How to use the Probabilistic Graphical Models (PGM) program with Matlab

Installation

Download the package
Installing the Matlab M-files
Installing the loader
Installing the C++ executable

Basic usage information

Creating Pairwise Graphs

Initial setup
Providing variable sizes
Providing potential tables
Additional operations

Creating Factor Graphs

Initial setup
Providing variable sizes
Providing potential tables
Additional operations

Operations identical for Pairwise and Factor Graphs

Specifying observed variables
Specifying internal potentials (priors)
Using a timer

Computing Inference

Examples

Bugs and Problems

Source Code

Developer Documentation

Installation

There are 3 things that need to be installed in order for the toolbox to work correctly:

the Matlab M-files,
the loader, which is a C MEX file (so it has to be compiled in Matlab),
and, finally, the core program, which is written in C++ and that actually does the inference computations.

Downloading a PGM package

See below to download a full PGM package.

Installing the Matlab M-files

The M-files are under the directory matlab_interface in the package. Put all of these files in a directory that is in your Matlab path. These files have to be accessible to Matlab.

Installing the loader

In Matlab, go to the directory where you unpacked the previous files. Edit the file "loader.c" so that the line containing #include "/Applications/MATLAB704/extern/include/mex.h" points to the right file, which should be the location of the Matlab header file for MEX files. It is located in your root Matlab installation directory, then in extern/include/mex.h. So, if you have installed Matlab in the directory /usr/local/software/matlab-7.0.4/, for instance, the line should contain:

#include "/usr/local/software/matlab-7.0.4/extern/include/mex.h"

WARNING: The previous line is only an example!

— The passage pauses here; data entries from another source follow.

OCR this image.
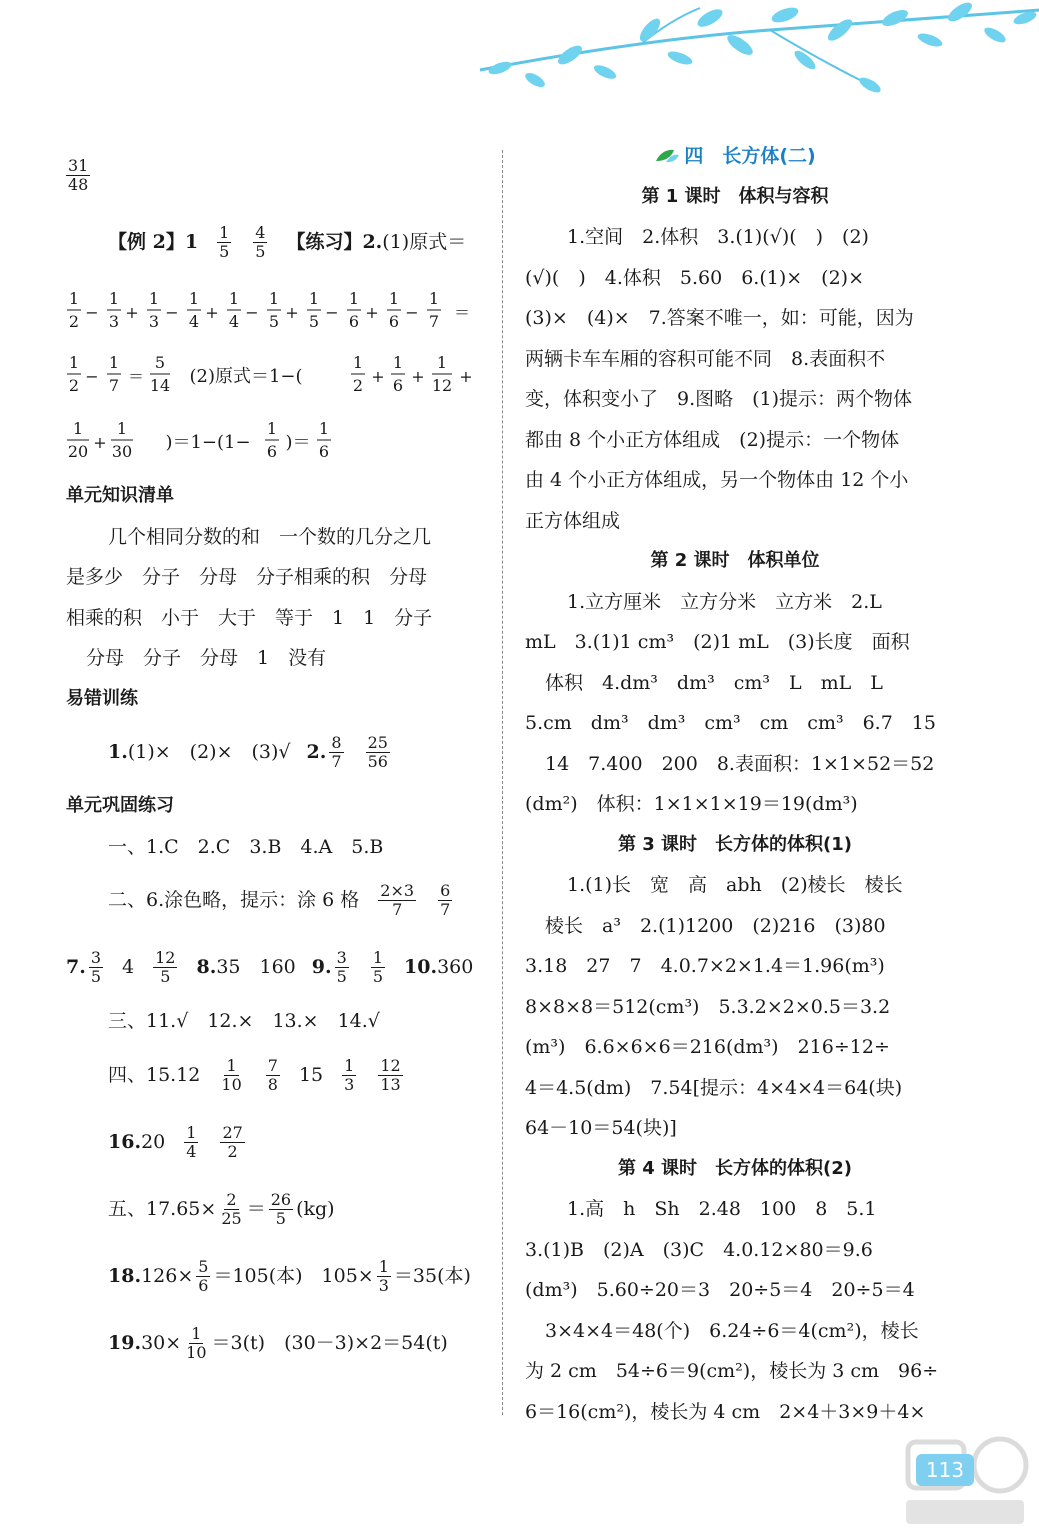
$\frac{31}{48}$
【例 2】$1 \frac{1}{5} \frac{4}{5}$ 【练习】 2. (1)原式＝
1
2 −
1
3 +
1
3 −
1
4 +
1
4 −
1
5 +
1
5 −
1
6 +
1
6 −
1
7 ＝
1
2 −
1
7 ＝
5
14 (2)原式＝1−(
1
2 +
1
6 +
1
12 +
1
20 +
1
30 )＝1−(1−
1
6 )＝
1
6
单元知识清单
几个相同分数的和　一个数的几分之几
是多少　分子　分母　分子相乘的积　分母
相乘的积　小于　大于　等于　1　1　分子
分母　分子　分母　1　没有
易错训练
1. (1)×　(2)×　(3)√ 2. $\frac{8}{7} \frac{25}{56}$
单元巩固练习
一、1.C　2.C　3.B　4.A　5.B
二、6.涂色略，提示：涂 6 格 $\frac{2\times 3}{7} \frac{6}{7}$
7. $\frac{3}{5} 4 \frac{12}{5} 8$. 35　160 9. $\frac{3}{5} \frac{1}{5} 10$. 360
三、11.√　12.×　13.×　14.√
四、15. $12 \frac{1}{10} \frac{7}{8} 15 \frac{1}{3} \frac{12}{13}$
16. $20 \frac{1}{4} \frac{27}{2}$
五、17. $65\times \frac{2}{25} = \frac{26}{5} (kg)$
18. $126\times \frac{5}{6} =105$(本)　$105\times \frac{1}{3} =35$(本)
19. $30\times \frac{1}{10} =3(t)$　(30－3)×2＝54(t)
四　长方体(二)
第 1 课时　体积与容积
1.空间　2.体积　3.(1)(√)(　)　(2)
(√)(　)　4.体积　5.60　6.(1)×　(2)×
(3)×　(4)×　7.答案不唯一，如：可能，因为
两辆卡车车厢的容积可能不同　8.表面积不
变，体积变小了　9.图略　(1)提示：两个物体
都由 8 个小正方体组成　(2)提示：一个物体
由 4 个小正方体组成，另一个物体由 12 个小
正方体组成
第 2 课时　体积单位
1.立方厘米　立方分米　立方米　2.L
mL　3.(1)1 cm³　(2)1 mL　(3)长度　面积
体积　4.dm³　dm³　cm³　L　mL　L
5.cm　dm³　dm³　cm³　cm　cm³　6.7　15
14　7.400　200　8.表面积：1×1×52＝52
(dm²)　体积：1×1×1×19＝19(dm³)
第 3 课时　长方体的体积(1)
1.(1)长　宽　高　abh　(2)棱长　棱长
棱长　a³　2.(1)1200　(2)216　(3)80
3.18　27　7　4.0.7×2×1.4＝1.96(m³)
8×8×8＝512(cm³)　5.3.2×2×0.5＝3.2
(m³)　6.6×6×6＝216(dm³)　216÷12÷
4＝4.5(dm)　7.54[提示：4×4×4＝64(块)
64－10＝54(块)]
第 4 课时　长方体的体积(2)
1.高　h　Sh　2.48　100　8　5.1
3.(1)B　(2)A　(3)C　4.0.12×80＝9.6
(dm³)　5.60÷20＝3　20÷5＝4　20÷5＝4
3×4×4＝48(个)　6.24÷6＝4(cm²)，棱长
为 2 cm　54÷6＝9(cm²)，棱长为 3 cm　96÷
6＝16(cm²)，棱长为 4 cm　2×4＋3×9＋4×
113
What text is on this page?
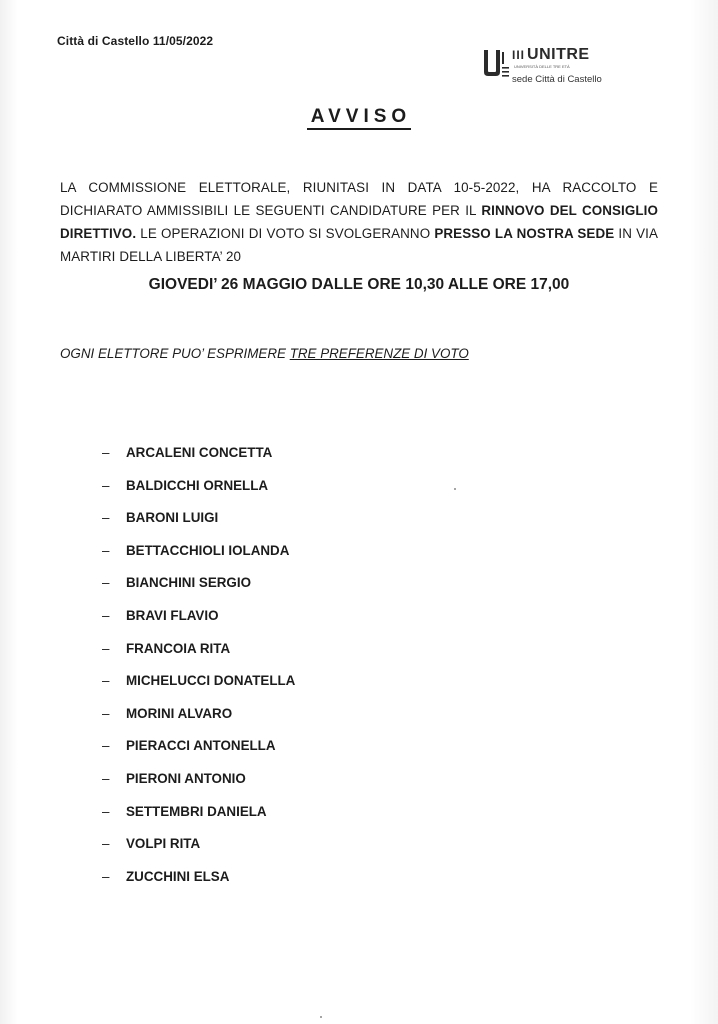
Città di Castello 11/05/2022
III UNITRE
UNIVERSITÀ DELLE TRE ETÀ
sede Città di Castello
AVVISO
LA COMMISSIONE ELETTORALE, RIUNITASI IN DATA 10-5-2022, HA RACCOLTO E DICHIARATO AMMISSIBILI LE SEGUENTI CANDIDATURE PER IL RINNOVO DEL CONSIGLIO DIRETTIVO. LE OPERAZIONI DI VOTO SI SVOLGERANNO PRESSO LA NOSTRA SEDE IN VIA MARTIRI DELLA LIBERTA’ 20
GIOVEDI’ 26 MAGGIO DALLE ORE 10,30 ALLE ORE 17,00
OGNI ELETTORE PUO’ ESPRIMERE TRE PREFERENZE DI VOTO
– ARCALENI CONCETTA
– BALDICCHI ORNELLA
– BARONI LUIGI
– BETTACCHIOLI IOLANDA
– BIANCHINI SERGIO
– BRAVI FLAVIO
– FRANCOIA RITA
– MICHELUCCI DONATELLA
– MORINI ALVARO
– PIERACCI ANTONELLA
– PIERONI ANTONIO
– SETTEMBRI DANIELA
– VOLPI RITA
– ZUCCHINI ELSA
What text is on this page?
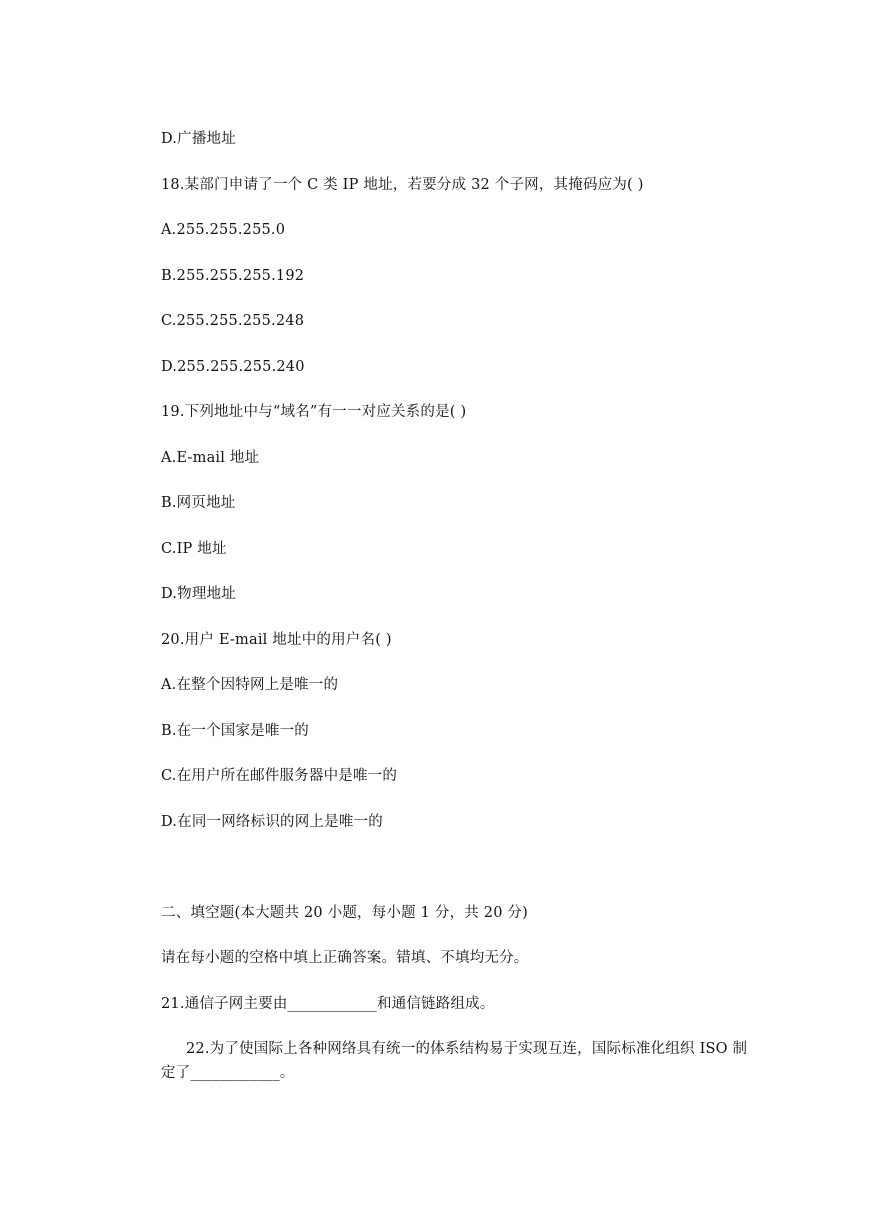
D.广播地址
18.某部门申请了一个 C 类 IP 地址，若要分成 32 个子网，其掩码应为( )
A.255.255.255.0
B.255.255.255.192
C.255.255.255.248
D.255.255.255.240
19.下列地址中与“域名”有一一对应关系的是( )
A.E-mail 地址
B.网页地址
C.IP 地址
D.物理地址
20.用户 E-mail 地址中的用户名( )
A.在整个因特网上是唯一的
B.在一个国家是唯一的
C.在用户所在邮件服务器中是唯一的
D.在同一网络标识的网上是唯一的
二、填空题(本大题共 20 小题，每小题 1 分，共 20 分)
请在每小题的空格中填上正确答案。错填、不填均无分。
21.通信子网主要由____________和通信链路组成。
22.为了使国际上各种网络具有统一的体系结构易于实现互连，国际标准化组织 ISO 制
定了____________。
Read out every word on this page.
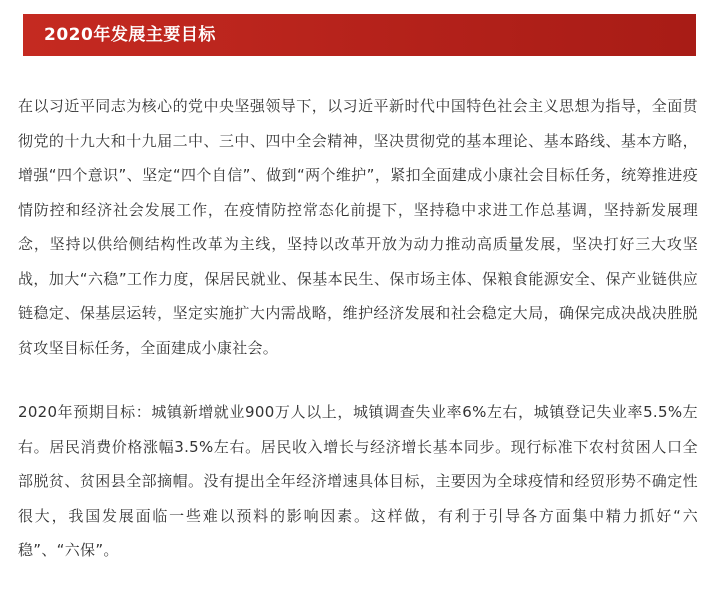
2020年发展主要目标

在以习近平同志为核心的党中央坚强领导下，以习近平新时代中国特色社会主义思想为指导，全面贯彻党的十九大和十九届二中、三中、四中全会精神，坚决贯彻党的基本理论、基本路线、基本方略，增强“四个意识”、坚定“四个自信”、做到“两个维护”，紧扣全面建成小康社会目标任务，统筹推进疫情防控和经济社会发展工作，在疫情防控常态化前提下，坚持稳中求进工作总基调，坚持新发展理念，坚持以供给侧结构性改革为主线，坚持以改革开放为动力推动高质量发展，坚决打好三大攻坚战，加大“六稳”工作力度，保居民就业、保基本民生、保市场主体、保粮食能源安全、保产业链供应链稳定、保基层运转，坚定实施扩大内需战略，维护经济发展和社会稳定大局，确保完成决战决胜脱贫攻坚目标任务，全面建成小康社会。

2020年预期目标：城镇新增就业900万人以上，城镇调查失业率6%左右，城镇登记失业率5.5%左右。居民消费价格涨幅3.5%左右。居民收入增长与经济增长基本同步。现行标准下农村贫困人口全部脱贫、贫困县全部摘帽。没有提出全年经济增速具体目标，主要因为全球疫情和经贸形势不确定性很大，我国发展面临一些难以预料的影响因素。这样做，有利于引导各方面集中精力抓好“六稳”、“六保”。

Then type in Matlab "mex loader.c". If you included the correct header, it should compile without any error message. If it fails, you won't be able to use pgm directly with Matlab because it needs this loader file in order to launch the actual program.

Note: "/Applications/MATLAB704/extern/include/mex.h" should be the default location for Mac OS X with Matlab version 7.04.

Note (2): I have now included some precompiled mex files of this loader, so you can try to use them if you can't manage to compile it yourself. However, it may not work due to a mismatch in Matlab versions and/or platforms, so it is not recommended. The precompiled files for various platforms are in the directory "precompiled_loaders". You should pick the one corresponding to your platform and move it to a directory in your Matlab path.

Installing the C++ executable

This is probably the hardest step. You need to install the compiled version of pgm. Currently, it compiles on Mac OS X and Linux, with gcc 3.4 or later and the Boost libraries, version 1.33 or later. It should compile under Windows with MinGW (not tried yet), but it will almost certainly fail to build with Microsoft compilers as they are not compliant to the C++ standards. To build the package, follow the instructions of the README file.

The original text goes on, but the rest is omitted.